In terms of entitlements, I am all for cutting them down to reasonable levels. However, it seems that it ain't gonna happen! The is a government by the boomers, for the boomers. Cutting retirement benefits is political suicide and I don't think Obama will have the courage to do so.

So I agree with everything you say in a fundamental way, but am sorry to say that it just isn't practical to expect any of these things out of the government any time soon.

Sorry, my friend, but you and I are going to be stuck paying this bill for years to come.

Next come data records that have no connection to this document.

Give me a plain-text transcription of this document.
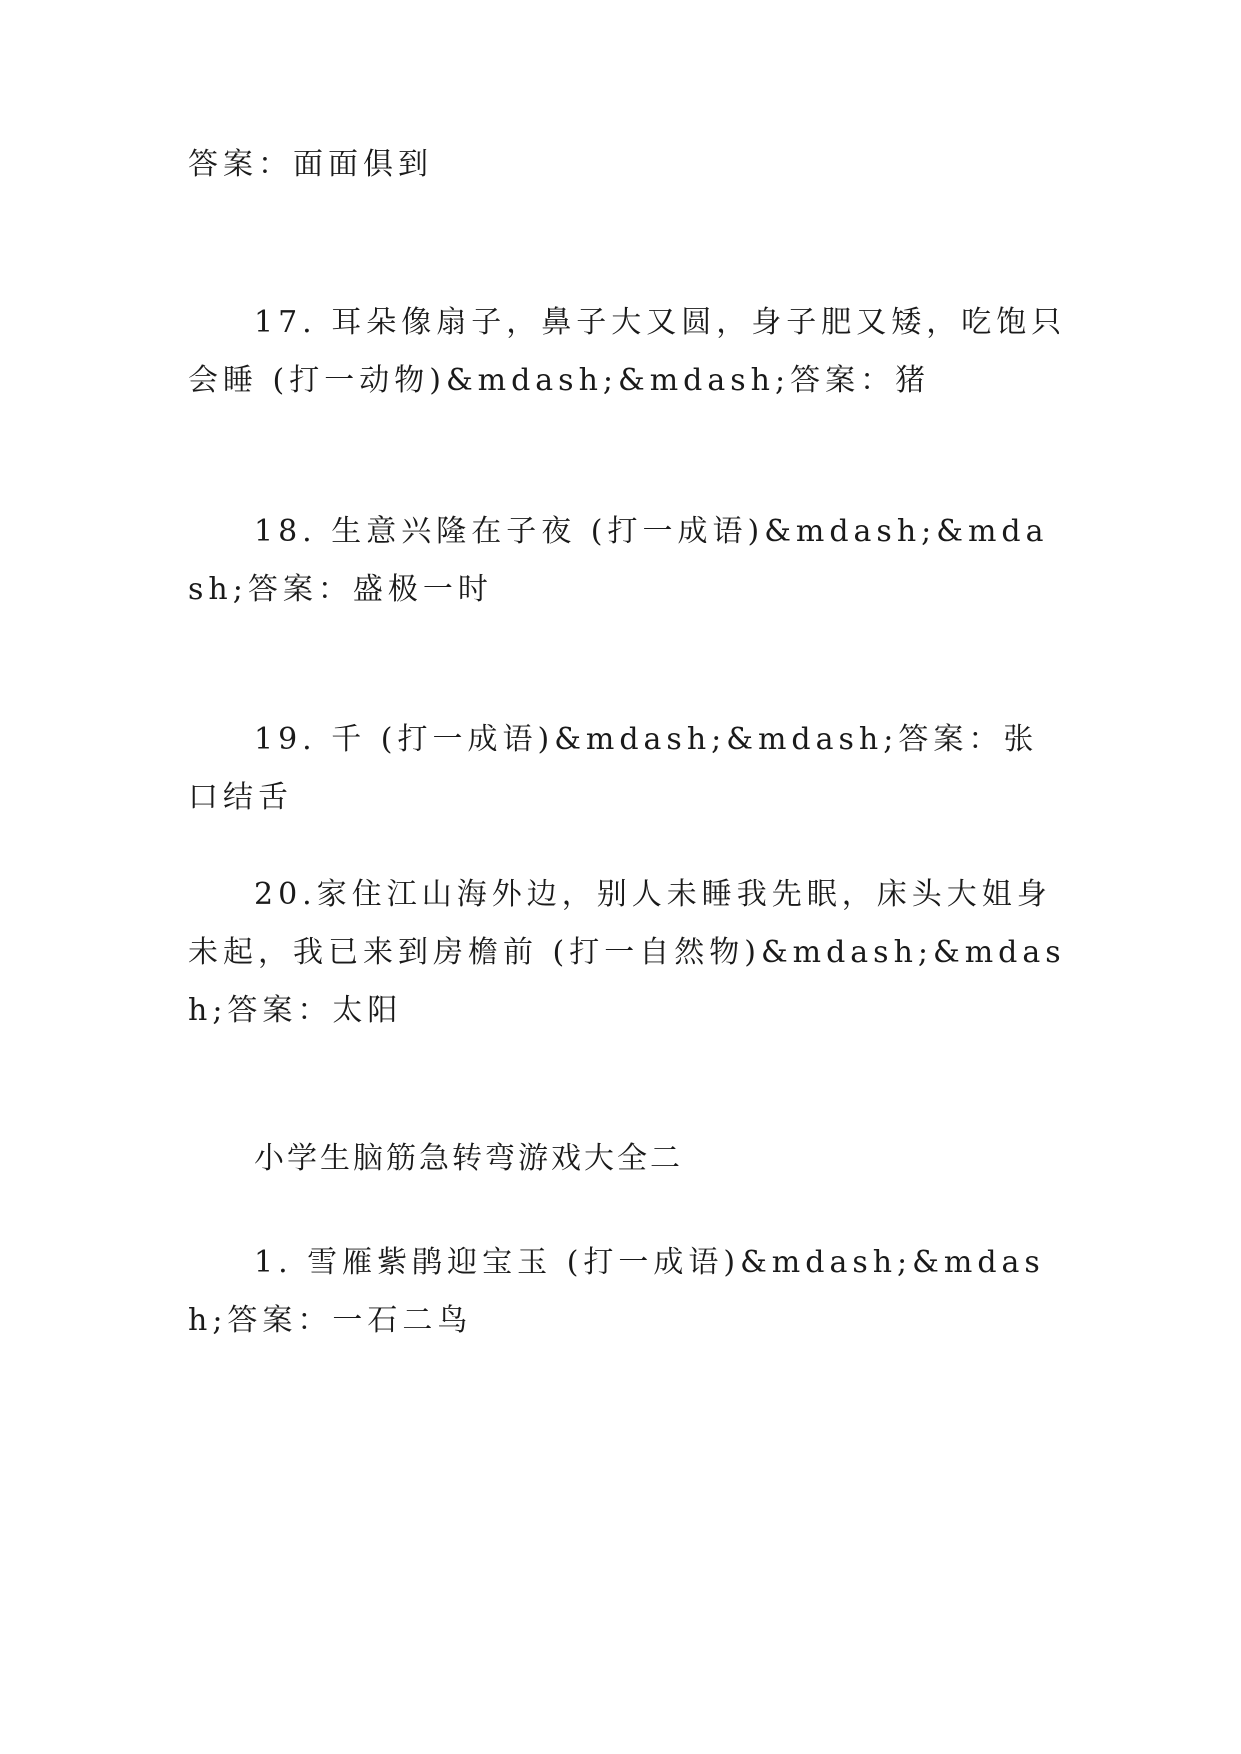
答案：面面俱到
17. 耳朵像扇子，鼻子大又圆，身子肥又矮，吃饱只会睡 (打一动物)&mdash;&mdash;答案：猪
18. 生意兴隆在子夜 (打一成语)&mdash;&mdash;答案：盛极一时
19. 千 (打一成语)&mdash;&mdash;答案：张口结舌
20.家住江山海外边，别人未睡我先眠，床头大姐身未起，我已来到房檐前 (打一自然物)&mdash;&mdash;答案：太阳
小学生脑筋急转弯游戏大全二
1. 雪雁紫鹃迎宝玉 (打一成语)&mdash;&mdash;答案：一石二鸟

Please keep reading and commenting. I love the discussion!


Anonymous said...

Income over the next 5-10 years will not grow only if the government does stupid shit. Which... it is highly likely to do. But cut taxes, cut the corporate tax rates, cut regulations, stop bailing out failed companies, drop trade barriers, and watch the engine of American growth just rev up.

Cutting entitlements is political suicide only because we post-boomers are lame-asses. Half of us are brainwashed by liberal ideology and thinks big government is always the best, while the other half of us are politically powerless. That can change. There is a very strong streak of libertarian, pro-capitalist views in the Gen-X and Gen-Y generations. As they start to overcome the brainwashing by their college profs and the media, they may find that actually, they really DON'T want to vote for the guy who proposes to take their money and keep giving it to the Boomers.

We are likely to be stuck paying the bill, sure. But those of us with children have a lot of motivation to make sure THEY don't end up paying for grandma and grandpa's excesses.

The pendulum will swing back. :) Have faith in the American people.